Treves was born in Milan, Italy in 1930, the youngest of three sons, all immigrating to Israel in 1939. The three brothers fought in the Israel War of Independence. His two brothers were killed in battle and he was gravely wounded. After the war, he received his BSc degree in 1953, a MSc in 1956, and a DSc degree in 1958, all in electrical engineering from the Technion- Israel Institute of Technology. He joined the Weizmann Institute in 1953.

During the period that Treves worked at the Weizmann Institute, he carried out seminal work in magnetic materials, magnetic reversal processes, micro-magnetic analysis, magnetic tapes and magneto-optic memories for which he gained world-renown. In addition, he contributed significantly to the areas of lasers, micro-strip antennas, and communication systems that were important to Israel industry and defense forces, and for which he received the Israel Defense Prize.

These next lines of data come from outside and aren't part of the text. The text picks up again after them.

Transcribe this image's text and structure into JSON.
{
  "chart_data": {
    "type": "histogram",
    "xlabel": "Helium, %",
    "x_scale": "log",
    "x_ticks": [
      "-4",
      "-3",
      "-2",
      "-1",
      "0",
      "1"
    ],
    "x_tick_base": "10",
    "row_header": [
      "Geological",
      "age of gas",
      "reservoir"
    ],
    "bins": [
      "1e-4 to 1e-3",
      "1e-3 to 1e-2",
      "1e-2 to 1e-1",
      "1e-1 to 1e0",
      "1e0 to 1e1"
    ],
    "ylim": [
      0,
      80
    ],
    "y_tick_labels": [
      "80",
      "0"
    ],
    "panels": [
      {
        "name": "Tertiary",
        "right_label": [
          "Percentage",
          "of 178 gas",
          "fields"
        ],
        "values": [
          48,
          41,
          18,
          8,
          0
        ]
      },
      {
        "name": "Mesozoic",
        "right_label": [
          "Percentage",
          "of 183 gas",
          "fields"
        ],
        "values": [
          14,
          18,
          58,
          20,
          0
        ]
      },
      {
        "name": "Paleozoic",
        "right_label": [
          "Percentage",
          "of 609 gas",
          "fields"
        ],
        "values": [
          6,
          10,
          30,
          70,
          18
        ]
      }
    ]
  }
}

He served on many local, national and international committees and mentored many students who became professors in academia and leaders in industry.

In the late 1980’s Treves moved to California, USA to join Komag Inc. where he headed a team that developed magneto-optic materials, compact disks, as well as automatic optical inspection tools for evaluating thin films that were far superior to anything available at the time.

Treves was a brilliant scientist, excelling in a broad range of topics. He was a phenomenal experimentalist with a great intuition. He co-authored over 100 scientific articles and had over 100 patents.

He was survived by three sons, Yoram, Daniel and Ron, and eight grandchildren.